The agent's whole life is a simple loop: read the inbox, ask the AI model what to do, write the outbox, repeat. The AI's reasoning and its tool use are reimplemented natively in Go and speak to the model over the chaperoned proxy connection.

Crucially, the agent has no self-modification tools. There is no "install software" or "add a new integration" button inside the box. When the agent genuinely needs a new capability, it doesn't act — it files a change request that goes to the gateway for a human to approve. Capability and action are kept separate by design.

Jargon: model provider. A swappable plug for "which AI to call." IronClaw defines a clean interface so the underlying model can be changed without touching the rest of the system.

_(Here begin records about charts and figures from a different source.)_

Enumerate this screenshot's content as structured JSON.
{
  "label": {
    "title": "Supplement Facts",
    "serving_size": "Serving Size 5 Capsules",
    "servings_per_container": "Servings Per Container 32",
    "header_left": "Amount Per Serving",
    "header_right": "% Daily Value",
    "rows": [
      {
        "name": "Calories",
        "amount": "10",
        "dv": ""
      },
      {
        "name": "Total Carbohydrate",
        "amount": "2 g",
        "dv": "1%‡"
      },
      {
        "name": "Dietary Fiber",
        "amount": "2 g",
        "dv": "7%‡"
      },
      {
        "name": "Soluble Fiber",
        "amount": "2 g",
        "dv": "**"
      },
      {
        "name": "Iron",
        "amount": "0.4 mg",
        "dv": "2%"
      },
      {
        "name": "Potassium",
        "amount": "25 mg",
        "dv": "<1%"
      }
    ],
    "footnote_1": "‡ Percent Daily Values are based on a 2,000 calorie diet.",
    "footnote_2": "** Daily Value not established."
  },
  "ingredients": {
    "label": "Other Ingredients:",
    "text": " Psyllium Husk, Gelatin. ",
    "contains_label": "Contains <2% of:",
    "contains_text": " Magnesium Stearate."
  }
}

Reaching it safely from afar¶

Because IronClaw runs on your own machine, you need a safe way to manage it remotely. IronClaw exposes its control panel only over a private network mesh (Tailscale) — there is no public door open to the internet. Only devices you've explicitly added to your private network can even reach the controls.

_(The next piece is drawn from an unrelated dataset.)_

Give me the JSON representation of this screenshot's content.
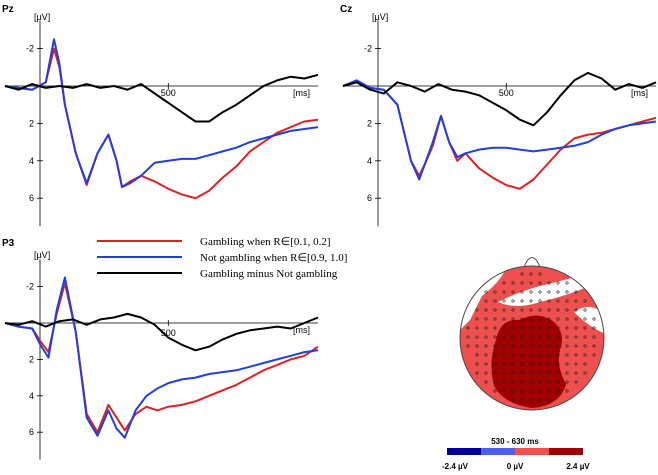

Jargon: Tailscale / tailnet. A tool that builds a small private network ("tailnet") between just your own devices, wherever they are. To anyone else, the control panel simply doesn't exist on the public internet.

Built to be extended¶

Two parts of IronClaw are deliberately pluggable, so the project can grow without risky rewrites:

The model provider — change which AI model powers the agents.
The isolation layer — gVisor is the default sandbox today; the same interface leaves room for even stronger boxes (such as lightweight virtual machines) in the future.

Everything is open source under the GNU AGPLv3 license, with a commercial license available for proprietary use.

The security scorecard¶

Pillar	What it is	Attack surface it removes
Sealed runtime	Compiled Go agent	Agent self-modification
Approved by humans	Mandatory change gateway	Silent setting changes
Encrypted queues	Per-session encrypted files, read-only inbox	Data theft at rest
Sealed sandbox	gVisor container, no network, chaperoned model calls	Data exfiltration and escape
Private control panel	Access over a private mesh only	Remote attacks on the controls

The throughline: treat the agent as untrusted, and make the security boundary something you can prove — not something you take on faith.

Glossary¶

Term	Meaning
Agent	The AI acting on its own with tools, handling one conversation.
Audit trail	A permanent log of who changed what and when.
At rest (encryption)	Scrambling data while it's stored on disk.
Container	A sealed, isolated box that runs the agent away from your real machine.
Control plane	The always-on manager that orchestrates everything; the one trusted part.
Deterministic	Same input always gives the same result; no guesswork.
Exfiltration	Sneaking data out to somewhere it shouldn't go.
Gateway	The single checkpoint every change must pass through, with human approval.
gVisor	A guard layer between a container and the real computer; a stronger wall.
Go	A language that compiles to a single binary with no readable source inside.
Key	A secret used to encrypt and decrypt data; one per conversation here.
Model provider	A swappable choice of which AI model to call.
Prompt injection	Hidden instructions in content meant to trick the AI.
Proxy	A supervised middleman that forwards (and can filter) requests.
Queue	An ordered list of waiting messages; the agent's inbox and outbox.
Sandbox	The sealed box one agent runs in.
Self-hosted	Runs on a machine you control, not someone else's cloud.
SQLite	A database that's just a single file, no server needed.
Tailscale / tailnet	A private network between only your own devices.
Unix socket	A private local pipe between two programs on the same machine.